Spark Ignition said:
and to boholikeu: Good choices! I'm studying Fine Art (3rd year BA Hons) and am interested in interactive mediums as a whole (aka ALL GAMES!). I agree with what you're saying about the Half Life series, but surely Bioshock achives that jsut as well? And Fallout 3, for having so many unscripted but brilliant visual moments that the game subtly nudges you towards (leaving the vault, the entire Enclave section etc...). My interest is in creating an art form where every participant will have a different experience deriving from both random chance and the choices they make. To this end Fallout 3 is incredibly effective, as is any RPG. I adore Bioware (every game they've made excels in what you call the 'literature' category). I am yet to play any of the games you say have no connections to any of these forms, but will look into them and see what you mean by that.
Bioshock and Fallout do the "cinematic effect" thing as well, but IMO it's more advanced in HL2. HL2 emulates some pretty interesting "camerawork" through the level design by literally forcing the player to look at key scenes from certain angles (all while keeping them in control of the camera). The other two games really only seem to use the "mise-en-scene" technique of communicating story info through the environment. Don't get me wrong, it's still a powerful technique, and they definitely use it well, but I have yet to see another designer match the complexity of Valve's cinematic level design.
RE: art where every viewer has a different experience.
This interests me as well, but I think it's important that the artist still has at least some sort of authorial control. For example, a game in which you could "do anything" doesn't really interest me from an artistic standpoint because although the players might have an interesting experience from it, nothing was communicated from the artist to the player.
About the games that have no connections to any other forms of art:
Basically what I mean by this is that the message they are trying to communicate the player is being delivered primarily through mechanics rather than through some other method. For example, the game Passage (available for free at http://hcsoftware.sourceforge.net/passage/) gets its point across with almost no text and just a few key visual representations. The bulk of the information conveyed is experienced through gameplay alone.
the rye said:
Anyway art isnt tagged as entertainment, it's usually called aesthetic experience, and i wouldn't call Requium for a dream entertaining though it's still a great example of film making.

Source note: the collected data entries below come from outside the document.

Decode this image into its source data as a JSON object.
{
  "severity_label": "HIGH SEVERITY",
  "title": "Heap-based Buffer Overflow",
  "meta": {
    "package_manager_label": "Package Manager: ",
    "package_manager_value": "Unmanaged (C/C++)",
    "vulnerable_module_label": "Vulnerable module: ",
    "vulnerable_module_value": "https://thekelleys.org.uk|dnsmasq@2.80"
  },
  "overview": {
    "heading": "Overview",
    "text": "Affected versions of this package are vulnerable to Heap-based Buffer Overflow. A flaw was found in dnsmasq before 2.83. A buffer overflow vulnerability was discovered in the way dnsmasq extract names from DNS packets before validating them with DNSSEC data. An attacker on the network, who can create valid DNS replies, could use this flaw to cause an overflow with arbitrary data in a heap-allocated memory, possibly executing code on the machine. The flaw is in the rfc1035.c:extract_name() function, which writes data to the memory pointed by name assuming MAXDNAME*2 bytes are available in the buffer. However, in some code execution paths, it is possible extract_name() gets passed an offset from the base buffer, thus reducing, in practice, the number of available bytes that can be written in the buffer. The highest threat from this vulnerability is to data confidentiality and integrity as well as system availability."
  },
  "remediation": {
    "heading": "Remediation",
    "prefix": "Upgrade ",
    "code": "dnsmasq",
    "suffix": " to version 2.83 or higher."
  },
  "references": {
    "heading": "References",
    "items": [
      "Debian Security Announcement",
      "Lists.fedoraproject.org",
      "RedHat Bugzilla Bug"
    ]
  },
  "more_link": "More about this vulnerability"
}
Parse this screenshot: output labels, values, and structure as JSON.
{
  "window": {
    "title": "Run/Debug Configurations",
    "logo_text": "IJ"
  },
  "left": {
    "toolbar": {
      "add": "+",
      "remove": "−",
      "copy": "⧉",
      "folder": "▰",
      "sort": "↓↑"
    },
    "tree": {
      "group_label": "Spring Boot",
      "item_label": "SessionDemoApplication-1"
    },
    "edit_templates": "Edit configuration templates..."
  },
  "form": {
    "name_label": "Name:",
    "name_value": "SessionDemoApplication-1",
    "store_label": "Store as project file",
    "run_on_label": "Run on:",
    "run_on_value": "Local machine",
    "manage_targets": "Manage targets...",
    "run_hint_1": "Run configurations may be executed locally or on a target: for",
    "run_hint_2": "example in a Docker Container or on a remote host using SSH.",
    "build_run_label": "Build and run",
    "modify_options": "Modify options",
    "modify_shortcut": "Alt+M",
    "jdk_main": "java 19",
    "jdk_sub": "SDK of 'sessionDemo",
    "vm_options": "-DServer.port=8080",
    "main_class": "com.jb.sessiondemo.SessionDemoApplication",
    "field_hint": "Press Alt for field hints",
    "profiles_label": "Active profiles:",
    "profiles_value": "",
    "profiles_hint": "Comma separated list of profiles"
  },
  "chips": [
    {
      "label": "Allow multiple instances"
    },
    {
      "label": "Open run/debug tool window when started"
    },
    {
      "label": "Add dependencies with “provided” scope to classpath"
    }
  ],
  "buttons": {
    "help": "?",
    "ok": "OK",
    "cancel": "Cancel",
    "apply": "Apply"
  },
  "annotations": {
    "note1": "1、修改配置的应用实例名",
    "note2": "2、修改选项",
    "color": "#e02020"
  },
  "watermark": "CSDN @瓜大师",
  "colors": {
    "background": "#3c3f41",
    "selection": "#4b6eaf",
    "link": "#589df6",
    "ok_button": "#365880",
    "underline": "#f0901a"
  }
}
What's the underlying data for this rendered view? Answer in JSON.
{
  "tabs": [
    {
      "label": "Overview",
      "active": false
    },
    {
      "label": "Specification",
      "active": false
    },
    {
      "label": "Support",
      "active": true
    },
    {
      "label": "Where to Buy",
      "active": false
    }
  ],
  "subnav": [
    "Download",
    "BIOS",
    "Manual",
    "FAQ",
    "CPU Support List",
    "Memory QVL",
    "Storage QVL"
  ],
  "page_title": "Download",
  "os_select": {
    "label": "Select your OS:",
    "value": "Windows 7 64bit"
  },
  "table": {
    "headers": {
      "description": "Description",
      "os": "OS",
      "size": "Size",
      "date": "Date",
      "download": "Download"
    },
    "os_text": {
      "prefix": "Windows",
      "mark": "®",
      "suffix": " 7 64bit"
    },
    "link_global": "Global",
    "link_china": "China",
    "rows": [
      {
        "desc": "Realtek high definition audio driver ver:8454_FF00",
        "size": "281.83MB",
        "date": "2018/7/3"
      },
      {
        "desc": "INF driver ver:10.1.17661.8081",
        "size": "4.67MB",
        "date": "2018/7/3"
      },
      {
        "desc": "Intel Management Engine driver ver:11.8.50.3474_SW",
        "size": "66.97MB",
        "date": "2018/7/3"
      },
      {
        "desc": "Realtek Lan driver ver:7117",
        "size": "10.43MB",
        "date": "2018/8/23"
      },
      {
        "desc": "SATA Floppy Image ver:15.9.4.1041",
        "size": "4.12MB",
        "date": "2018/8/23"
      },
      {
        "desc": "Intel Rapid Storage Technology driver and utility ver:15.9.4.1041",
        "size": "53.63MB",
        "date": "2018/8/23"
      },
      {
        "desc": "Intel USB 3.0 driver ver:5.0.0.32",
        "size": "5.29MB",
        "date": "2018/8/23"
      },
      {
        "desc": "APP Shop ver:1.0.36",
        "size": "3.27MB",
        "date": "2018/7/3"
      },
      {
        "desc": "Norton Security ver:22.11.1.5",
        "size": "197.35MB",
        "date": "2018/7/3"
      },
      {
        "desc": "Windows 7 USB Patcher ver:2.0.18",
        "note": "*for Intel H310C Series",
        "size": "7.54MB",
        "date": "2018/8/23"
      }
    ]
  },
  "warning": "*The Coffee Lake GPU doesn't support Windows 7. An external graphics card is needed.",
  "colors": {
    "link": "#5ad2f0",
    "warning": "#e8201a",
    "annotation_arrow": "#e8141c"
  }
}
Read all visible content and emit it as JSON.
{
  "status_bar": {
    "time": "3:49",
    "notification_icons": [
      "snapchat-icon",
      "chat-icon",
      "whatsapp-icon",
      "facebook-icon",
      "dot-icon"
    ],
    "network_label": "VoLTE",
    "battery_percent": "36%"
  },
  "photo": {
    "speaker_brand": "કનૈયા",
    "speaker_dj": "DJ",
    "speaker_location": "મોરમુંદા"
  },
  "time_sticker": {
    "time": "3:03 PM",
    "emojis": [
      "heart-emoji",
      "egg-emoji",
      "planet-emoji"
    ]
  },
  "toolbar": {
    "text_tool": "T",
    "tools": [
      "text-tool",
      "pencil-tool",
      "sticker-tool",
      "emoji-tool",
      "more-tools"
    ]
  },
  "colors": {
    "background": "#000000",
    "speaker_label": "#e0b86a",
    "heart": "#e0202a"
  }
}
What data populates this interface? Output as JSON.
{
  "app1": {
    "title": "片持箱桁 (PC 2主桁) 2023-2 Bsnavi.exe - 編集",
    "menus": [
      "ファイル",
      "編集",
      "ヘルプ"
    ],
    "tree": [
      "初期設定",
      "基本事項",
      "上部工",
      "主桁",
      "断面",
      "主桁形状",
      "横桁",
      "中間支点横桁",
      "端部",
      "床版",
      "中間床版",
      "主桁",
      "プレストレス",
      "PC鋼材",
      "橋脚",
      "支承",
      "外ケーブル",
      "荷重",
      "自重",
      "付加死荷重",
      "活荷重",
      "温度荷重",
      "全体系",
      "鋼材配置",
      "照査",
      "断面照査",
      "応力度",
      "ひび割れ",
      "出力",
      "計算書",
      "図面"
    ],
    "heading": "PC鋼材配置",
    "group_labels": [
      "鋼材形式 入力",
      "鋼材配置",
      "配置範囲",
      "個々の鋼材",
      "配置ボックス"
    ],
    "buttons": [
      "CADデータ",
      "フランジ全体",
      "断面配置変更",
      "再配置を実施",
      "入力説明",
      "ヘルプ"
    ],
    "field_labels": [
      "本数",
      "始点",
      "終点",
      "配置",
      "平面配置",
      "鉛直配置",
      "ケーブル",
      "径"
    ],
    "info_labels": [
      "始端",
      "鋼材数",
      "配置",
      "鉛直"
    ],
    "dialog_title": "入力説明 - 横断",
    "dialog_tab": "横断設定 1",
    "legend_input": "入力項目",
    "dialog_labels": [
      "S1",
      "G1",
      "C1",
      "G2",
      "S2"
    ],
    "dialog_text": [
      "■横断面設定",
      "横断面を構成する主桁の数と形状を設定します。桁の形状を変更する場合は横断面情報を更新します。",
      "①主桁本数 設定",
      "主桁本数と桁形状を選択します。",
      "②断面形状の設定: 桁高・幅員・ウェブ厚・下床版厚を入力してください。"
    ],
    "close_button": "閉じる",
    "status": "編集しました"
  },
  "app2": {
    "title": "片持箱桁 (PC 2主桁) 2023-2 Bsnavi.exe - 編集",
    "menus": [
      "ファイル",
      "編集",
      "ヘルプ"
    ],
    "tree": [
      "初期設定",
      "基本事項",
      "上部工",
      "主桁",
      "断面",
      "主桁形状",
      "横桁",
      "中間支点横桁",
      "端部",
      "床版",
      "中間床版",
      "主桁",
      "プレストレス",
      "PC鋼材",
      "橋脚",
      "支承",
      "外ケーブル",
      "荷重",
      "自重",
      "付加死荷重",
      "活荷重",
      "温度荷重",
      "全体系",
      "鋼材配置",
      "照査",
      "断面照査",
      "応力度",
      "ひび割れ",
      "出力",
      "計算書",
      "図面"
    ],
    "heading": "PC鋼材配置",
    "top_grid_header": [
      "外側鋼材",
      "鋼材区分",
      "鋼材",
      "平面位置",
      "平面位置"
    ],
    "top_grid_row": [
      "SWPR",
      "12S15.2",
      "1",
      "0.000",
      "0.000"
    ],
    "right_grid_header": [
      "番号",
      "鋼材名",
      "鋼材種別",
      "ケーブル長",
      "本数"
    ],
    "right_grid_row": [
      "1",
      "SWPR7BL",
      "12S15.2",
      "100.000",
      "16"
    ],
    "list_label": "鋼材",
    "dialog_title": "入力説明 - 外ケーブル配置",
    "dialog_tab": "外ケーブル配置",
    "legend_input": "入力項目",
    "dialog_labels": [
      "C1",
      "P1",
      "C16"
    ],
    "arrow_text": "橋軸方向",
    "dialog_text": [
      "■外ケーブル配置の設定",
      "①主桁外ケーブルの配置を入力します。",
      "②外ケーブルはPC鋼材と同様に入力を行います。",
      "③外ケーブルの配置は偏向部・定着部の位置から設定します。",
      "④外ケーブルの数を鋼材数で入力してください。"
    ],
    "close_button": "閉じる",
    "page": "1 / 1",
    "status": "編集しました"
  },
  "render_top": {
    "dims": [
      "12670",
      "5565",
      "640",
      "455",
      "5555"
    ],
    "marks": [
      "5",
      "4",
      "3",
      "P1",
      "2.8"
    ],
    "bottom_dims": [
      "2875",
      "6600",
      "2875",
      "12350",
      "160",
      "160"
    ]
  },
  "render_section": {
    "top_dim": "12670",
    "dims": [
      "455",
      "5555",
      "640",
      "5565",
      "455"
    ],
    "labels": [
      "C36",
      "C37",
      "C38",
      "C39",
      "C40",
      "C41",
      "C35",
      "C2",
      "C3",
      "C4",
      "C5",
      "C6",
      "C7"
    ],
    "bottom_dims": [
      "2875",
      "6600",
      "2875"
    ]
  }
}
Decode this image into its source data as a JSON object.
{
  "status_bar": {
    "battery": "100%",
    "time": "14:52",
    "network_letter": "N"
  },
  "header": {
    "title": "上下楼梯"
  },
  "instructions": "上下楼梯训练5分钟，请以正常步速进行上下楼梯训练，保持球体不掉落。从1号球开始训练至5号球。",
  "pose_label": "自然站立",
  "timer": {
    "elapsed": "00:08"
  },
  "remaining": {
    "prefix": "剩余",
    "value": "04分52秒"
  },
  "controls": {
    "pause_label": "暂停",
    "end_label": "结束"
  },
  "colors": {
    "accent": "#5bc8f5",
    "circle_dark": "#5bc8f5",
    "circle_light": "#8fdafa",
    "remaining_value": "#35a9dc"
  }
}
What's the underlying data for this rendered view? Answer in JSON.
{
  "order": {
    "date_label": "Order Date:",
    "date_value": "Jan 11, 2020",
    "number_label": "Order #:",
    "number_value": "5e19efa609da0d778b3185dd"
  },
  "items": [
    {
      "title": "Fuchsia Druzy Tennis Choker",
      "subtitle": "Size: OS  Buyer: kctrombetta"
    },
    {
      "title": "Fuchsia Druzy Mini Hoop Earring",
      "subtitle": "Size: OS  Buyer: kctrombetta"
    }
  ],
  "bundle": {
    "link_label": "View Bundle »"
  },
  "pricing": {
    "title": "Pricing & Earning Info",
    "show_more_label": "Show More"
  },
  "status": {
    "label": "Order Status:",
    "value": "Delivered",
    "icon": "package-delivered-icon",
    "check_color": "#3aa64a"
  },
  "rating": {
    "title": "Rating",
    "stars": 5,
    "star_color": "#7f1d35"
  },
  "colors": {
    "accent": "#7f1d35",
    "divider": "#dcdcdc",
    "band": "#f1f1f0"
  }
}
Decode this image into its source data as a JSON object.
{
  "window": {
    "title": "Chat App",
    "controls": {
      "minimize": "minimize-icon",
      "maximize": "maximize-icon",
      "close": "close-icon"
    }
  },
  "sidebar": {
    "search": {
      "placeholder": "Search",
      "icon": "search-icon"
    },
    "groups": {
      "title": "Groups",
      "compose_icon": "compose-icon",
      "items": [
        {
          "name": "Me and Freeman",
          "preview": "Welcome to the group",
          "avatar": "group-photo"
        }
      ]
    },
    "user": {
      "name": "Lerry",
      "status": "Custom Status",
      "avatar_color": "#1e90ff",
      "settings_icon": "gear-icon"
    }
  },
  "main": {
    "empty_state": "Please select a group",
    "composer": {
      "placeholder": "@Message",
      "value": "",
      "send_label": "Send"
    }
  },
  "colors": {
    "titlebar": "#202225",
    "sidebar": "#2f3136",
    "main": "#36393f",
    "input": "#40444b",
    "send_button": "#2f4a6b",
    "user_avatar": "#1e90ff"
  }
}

However a lot of art tries to convey a message or informs the audiance of something. I think video games can be art at the rate they are progressing and becoming more complex in their story telling.
That's exactly my point. Requiem certainly isn't "entertaining" in the traditional sense, but it is engaging because it conveys an interesting message.
Many games nowadays do the same thing (although they are usually from smaller studios). The gameplay of The Path, for example, essentially boils down to some rudimentary "find this object" mechanics. Hardly fun in and of itself, but when taken within the context of the entire game it actually works pretty well.